KnigaRead.com/
KnigaRead.com » Проза » Историческая проза » Наталья Нестерова - Стать огнем

Наталья Нестерова - Стать огнем

На нашем сайте KnigaRead.com Вы можете абсолютно бесплатно читать книгу онлайн Наталья Нестерова, "Стать огнем" бесплатно, без регистрации.
Перейти на страницу:

Степан не заметил, как у него зародилась и стала крепнуть идея под названием «моя коммуна». Он не торопился воплощать ее в жизнь, потому что еще не мог найти ответы на многие вопросы экономического устройства «его коммуны».


Зато другая мечта осуществилась: давно хотел свозить Парасю в Омск и наконец устроил жене три дня культурного отдыха.

Они побывали в музее, где Парася впервые увидела живописные полотна. Вышла из музея на ватных ногах, с ощущением, что голову засасывает в громадную воронку — так велико было впечатление, которому и определения не было, хорошее или плохое. Слишком большое. Посетили цирк на Казачьей площади, где Парася покрывалась краской стыда, когда выступали гимнастки и акробатки, гибкие как змеи и раздетые почти догола. Силачи и борцы, тоже зачем-то раздетые, не произвели на нее впечатления — видала и могутнее мужиков. Животные: собачки, медведи и львы — вызвали жалость. Они исполняли трюки с торопливостью голодных, испоротых, забитых трусливых существ.

Степан не мог все время посвятить жене и, пока он бегал по инстанциям, Парася гуляла по скверам, сидела на скамеечке.

— Как тебе? — постоянно спрашивал Степан. — Нравится?

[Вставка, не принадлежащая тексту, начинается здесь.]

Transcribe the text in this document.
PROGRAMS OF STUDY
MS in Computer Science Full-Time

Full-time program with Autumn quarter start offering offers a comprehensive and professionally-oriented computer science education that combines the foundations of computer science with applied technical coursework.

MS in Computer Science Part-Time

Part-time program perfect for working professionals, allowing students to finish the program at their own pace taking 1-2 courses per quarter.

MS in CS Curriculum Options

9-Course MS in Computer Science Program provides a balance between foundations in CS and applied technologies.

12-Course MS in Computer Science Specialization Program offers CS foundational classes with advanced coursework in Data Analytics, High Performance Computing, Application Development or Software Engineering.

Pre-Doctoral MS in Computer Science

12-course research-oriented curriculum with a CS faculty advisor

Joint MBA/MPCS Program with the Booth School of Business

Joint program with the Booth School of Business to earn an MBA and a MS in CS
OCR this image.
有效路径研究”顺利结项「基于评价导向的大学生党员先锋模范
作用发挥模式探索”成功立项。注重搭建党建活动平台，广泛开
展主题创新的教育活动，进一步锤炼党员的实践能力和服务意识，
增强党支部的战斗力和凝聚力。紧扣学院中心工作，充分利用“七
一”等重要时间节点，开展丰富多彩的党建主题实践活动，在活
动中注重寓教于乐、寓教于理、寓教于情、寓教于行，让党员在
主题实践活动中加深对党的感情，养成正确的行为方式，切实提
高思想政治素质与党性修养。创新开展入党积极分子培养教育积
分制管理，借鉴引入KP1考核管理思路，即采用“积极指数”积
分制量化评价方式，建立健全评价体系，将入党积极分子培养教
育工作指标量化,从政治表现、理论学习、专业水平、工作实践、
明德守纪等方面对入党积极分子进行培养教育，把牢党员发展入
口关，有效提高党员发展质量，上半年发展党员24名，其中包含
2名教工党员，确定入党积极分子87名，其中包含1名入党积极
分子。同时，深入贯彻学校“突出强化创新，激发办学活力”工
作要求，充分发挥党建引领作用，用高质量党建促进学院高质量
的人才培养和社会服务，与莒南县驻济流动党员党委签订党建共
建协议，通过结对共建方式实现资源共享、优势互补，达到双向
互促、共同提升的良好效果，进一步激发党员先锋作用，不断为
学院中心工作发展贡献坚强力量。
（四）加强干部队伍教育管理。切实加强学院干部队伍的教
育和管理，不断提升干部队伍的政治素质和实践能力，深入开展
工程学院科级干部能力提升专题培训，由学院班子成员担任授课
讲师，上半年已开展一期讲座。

— Чудно́, — отвечала Прасковья.

— Так чудно́, что противно? — допытывался Степан. — Или так чудно́, что увлекательно?

— Дак сразу чудно́е-то не разберешь, — уходила от прямого ответа жена. И обязательно добавляла: — Как я тебе, Степушка, благодарна! В другом мире побывала. А он под боком-то!

— Вот именно! Ограниченность сознания крестьян дает повод обвинять их в бескультурности, невежестве, дремучести. И тут надо действовать с двух концов: чтобы крестьяне тянулись к культуре, но чтобы и сама культура была им понятна, соответствовала их представлениям о прекрасном. Парася, ты меня понимаешь, поддерживаешь?

— Всей душой поддерживаю! Только в гостинице клопы, как бы мы домой не привезли.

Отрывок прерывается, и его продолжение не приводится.